As AI continues to evolve, a major shift is underway in how machines learn and interact with the world. Historically, AI has relied on human knowledge and guidance to function, but a new generation of models, such as OpenAI’s o1, is beginning to break away from human-centric thinking. This shift echoes the breakthrough seen with DeepMind’s AlphaGo.
When DeepMind’s AlphaGo defeated world-champion Go player Lee Sedol in 2016, it wasn’t just another triumph of AI over humans. What made AlphaGo remarkable was its method of learning which is self-play reinforcement learning (RL). Without any guidance or knowledge of the game’s rules, AlphaGo relied solely on trial and error across millions of games, crafting its understanding of Go in ways that defied human strategies. It created moves that were strange to human players, but undeniably effective.
Following this success, DeepMind applied the same approach with AlphaZero in chess. Unlike previous models like IBM’s Deep Blue, which were trained on human knowledge and strategies, AlphaZero built its understanding by playing thousands of games. In a 100-match series, AlphaZero dominated Stockfish, one of the world’s most powerful chess engines, winning 28 games and drawing the rest.
The key to DeepMind’s dominance in games like Go and Chess lay in its abandonment of human-like thinking. Instead of emulating human decision-making, these AIs played to their strengths, using their immense processing power and cognitive capabilities to develop strategies from scratch.
You can tell the RL is done properly when the models cease to speak English in their chain of thought,” AI expert Andrej Karpathy said.
OpenAI’s new o1 model represents the next step in AI’s journey away from human guidance. Like AlphaGo, the o1 model is beginning to rely more on reinforcement learning and self-discovery, even in areas traditionally dominated by human language and reasoning. While previous language models, such as GPT-4, were trained on vast datasets filled with human knowledge, o1 has started to explore new methods of problem-solving.
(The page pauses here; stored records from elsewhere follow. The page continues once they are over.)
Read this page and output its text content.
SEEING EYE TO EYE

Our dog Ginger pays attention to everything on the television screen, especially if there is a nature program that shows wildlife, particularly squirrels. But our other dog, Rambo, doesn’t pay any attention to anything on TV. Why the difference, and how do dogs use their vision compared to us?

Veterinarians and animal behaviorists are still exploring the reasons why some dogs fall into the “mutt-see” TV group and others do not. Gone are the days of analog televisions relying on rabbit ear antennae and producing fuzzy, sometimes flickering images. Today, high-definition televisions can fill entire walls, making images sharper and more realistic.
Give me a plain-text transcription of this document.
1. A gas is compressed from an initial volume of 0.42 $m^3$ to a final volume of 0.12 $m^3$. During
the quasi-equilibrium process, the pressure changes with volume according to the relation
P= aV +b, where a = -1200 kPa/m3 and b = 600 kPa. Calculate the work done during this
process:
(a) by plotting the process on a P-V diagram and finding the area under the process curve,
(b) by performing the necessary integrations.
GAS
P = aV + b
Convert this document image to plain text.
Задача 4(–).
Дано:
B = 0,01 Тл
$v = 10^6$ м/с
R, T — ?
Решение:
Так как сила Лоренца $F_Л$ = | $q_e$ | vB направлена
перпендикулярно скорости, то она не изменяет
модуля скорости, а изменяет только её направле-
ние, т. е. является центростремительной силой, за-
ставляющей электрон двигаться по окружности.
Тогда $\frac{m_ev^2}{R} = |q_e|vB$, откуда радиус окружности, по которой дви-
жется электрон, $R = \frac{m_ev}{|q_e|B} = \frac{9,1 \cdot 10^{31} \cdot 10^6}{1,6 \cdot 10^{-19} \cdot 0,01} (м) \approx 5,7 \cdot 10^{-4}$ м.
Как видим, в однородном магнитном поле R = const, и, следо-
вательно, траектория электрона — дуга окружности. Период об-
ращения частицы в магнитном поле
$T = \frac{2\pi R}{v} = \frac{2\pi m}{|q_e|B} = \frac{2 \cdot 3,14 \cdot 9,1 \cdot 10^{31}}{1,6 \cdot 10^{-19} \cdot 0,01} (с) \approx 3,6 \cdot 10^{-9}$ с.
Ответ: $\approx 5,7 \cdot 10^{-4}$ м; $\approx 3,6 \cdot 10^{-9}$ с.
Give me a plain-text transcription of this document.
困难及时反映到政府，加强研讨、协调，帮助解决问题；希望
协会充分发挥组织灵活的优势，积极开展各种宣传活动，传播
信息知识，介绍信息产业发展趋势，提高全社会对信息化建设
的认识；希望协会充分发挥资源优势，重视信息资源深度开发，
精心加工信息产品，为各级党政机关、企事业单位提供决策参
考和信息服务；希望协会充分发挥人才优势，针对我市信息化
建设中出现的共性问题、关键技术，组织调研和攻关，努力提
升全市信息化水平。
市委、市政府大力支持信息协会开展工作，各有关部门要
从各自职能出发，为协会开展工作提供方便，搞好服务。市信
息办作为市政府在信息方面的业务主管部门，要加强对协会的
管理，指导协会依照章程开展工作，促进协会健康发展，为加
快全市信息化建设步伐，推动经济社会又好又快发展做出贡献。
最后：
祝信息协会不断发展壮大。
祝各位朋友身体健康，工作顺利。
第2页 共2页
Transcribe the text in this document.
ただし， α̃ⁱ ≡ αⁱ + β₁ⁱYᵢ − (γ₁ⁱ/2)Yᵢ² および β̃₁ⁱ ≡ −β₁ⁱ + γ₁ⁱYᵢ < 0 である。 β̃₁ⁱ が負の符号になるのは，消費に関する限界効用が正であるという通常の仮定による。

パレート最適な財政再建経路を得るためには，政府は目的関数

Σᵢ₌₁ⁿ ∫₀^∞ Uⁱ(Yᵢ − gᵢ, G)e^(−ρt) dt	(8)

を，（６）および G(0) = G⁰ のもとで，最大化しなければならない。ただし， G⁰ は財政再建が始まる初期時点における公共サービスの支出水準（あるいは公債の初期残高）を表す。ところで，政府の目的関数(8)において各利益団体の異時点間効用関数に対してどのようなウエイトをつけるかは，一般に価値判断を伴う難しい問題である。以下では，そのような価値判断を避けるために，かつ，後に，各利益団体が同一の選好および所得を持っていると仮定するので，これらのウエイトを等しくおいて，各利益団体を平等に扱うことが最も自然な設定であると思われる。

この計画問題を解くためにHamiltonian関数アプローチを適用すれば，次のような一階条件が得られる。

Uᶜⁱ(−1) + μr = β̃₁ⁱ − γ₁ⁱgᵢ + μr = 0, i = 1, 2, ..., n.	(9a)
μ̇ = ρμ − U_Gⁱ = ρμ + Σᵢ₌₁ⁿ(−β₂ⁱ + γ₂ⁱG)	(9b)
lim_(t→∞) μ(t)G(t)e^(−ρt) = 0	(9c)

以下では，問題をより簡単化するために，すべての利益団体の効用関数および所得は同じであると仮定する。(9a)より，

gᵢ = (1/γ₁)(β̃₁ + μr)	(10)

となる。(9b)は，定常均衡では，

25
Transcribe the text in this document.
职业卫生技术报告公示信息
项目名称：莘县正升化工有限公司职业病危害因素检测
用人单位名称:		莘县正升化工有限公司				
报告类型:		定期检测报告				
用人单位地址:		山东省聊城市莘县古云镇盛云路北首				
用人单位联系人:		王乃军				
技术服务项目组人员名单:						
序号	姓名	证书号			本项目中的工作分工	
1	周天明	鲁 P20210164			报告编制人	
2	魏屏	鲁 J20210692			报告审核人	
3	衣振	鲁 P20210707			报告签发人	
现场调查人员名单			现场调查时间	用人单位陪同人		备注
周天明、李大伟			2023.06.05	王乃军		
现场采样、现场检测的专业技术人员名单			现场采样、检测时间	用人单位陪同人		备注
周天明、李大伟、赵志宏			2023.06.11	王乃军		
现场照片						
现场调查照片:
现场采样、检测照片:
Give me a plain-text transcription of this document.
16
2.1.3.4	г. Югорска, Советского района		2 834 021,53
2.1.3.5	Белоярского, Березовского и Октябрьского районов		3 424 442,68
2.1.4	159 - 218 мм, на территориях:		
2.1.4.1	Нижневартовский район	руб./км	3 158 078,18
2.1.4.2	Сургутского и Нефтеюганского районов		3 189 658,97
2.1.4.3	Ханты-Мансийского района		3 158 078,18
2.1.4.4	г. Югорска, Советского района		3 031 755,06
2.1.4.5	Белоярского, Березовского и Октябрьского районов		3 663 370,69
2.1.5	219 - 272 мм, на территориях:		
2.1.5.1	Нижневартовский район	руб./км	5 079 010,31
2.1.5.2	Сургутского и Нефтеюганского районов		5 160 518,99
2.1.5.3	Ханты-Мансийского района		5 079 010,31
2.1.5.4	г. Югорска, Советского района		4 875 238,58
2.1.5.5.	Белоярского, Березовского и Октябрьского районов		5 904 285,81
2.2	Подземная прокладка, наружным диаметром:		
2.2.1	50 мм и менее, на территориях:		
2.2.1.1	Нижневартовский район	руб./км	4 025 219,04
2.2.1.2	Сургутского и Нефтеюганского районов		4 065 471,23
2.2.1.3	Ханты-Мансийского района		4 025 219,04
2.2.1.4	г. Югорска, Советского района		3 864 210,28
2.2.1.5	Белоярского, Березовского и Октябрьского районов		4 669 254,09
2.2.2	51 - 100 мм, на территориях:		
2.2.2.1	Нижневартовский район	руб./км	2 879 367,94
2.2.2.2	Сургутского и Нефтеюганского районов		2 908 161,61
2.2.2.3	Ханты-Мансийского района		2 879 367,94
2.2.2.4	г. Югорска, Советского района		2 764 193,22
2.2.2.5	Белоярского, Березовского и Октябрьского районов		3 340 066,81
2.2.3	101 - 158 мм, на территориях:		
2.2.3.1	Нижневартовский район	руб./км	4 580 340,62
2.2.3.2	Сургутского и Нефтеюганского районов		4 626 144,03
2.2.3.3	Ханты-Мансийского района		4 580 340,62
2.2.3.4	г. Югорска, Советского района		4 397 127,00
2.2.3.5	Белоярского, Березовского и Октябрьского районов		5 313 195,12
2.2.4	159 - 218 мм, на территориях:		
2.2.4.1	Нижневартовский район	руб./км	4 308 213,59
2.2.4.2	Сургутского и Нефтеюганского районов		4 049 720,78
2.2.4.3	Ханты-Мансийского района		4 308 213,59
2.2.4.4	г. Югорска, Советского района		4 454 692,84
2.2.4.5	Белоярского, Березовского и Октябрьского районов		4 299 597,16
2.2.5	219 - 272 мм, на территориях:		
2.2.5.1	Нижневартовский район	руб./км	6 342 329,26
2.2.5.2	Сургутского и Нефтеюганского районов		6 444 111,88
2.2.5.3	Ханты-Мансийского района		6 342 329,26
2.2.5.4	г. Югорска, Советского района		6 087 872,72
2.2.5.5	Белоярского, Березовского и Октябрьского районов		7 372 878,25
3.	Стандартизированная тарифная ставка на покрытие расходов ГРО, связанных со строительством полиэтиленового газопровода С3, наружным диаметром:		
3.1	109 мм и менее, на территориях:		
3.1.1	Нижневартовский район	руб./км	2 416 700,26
The introduction of “thinking time” is one of o1’s standout features. During this time, the model reasons its way through a problem, generating a ‘chain of thought’ that mirrors human deliberation. However, unlike past models that followed pre-set reasoning patterns, o1 applies a trial-and-error approach. By experimenting with different steps, it learns to identify the most effective paths to correct answers.
This shift is crucial in topics where there is a clear right or wrong answer, such as coding or factual knowledge. While previous AI models could “hallucinate” or provide wrong answers confidently, o1 is designed to minimize such errors by applying reinforcement learning. This allows it to learn from its mistakes and build a more reliable understanding of the problems it encounters.
In areas where human expertise has set the standard, o1’s approach is already proving to be revolutionary. By generating millions of self-attempts, it’s starting to surpass even Ph. Ph.D.-level knowledge in some domains. As these models continue to evolve, they are beginning to step beyond human understanding, forging their path toward higher levels of intelligence.
The most intriguing prospect lies not in language models alone, but in AI systems that are embedded in physical bodies. As seen with companies like Tesla and Sanctuary AI, humanoid robots powered by reinforcement learning are starting to explore the physical world in the same trial-and-error manner that AlphaGo used to master Go. These robots will likely develop their understanding of reality, free from the limitations of human knowledge.
As these AI systems begin to interact with the physical world—touching, manipulating, and experimenting with objects they will build their own body of knowledge about how the universe works. They will not rely on human-designed scientific methods or theories. Instead, they will discover new principles and technologies through their interactions, potentially making breakthroughs that humans would never have conceived.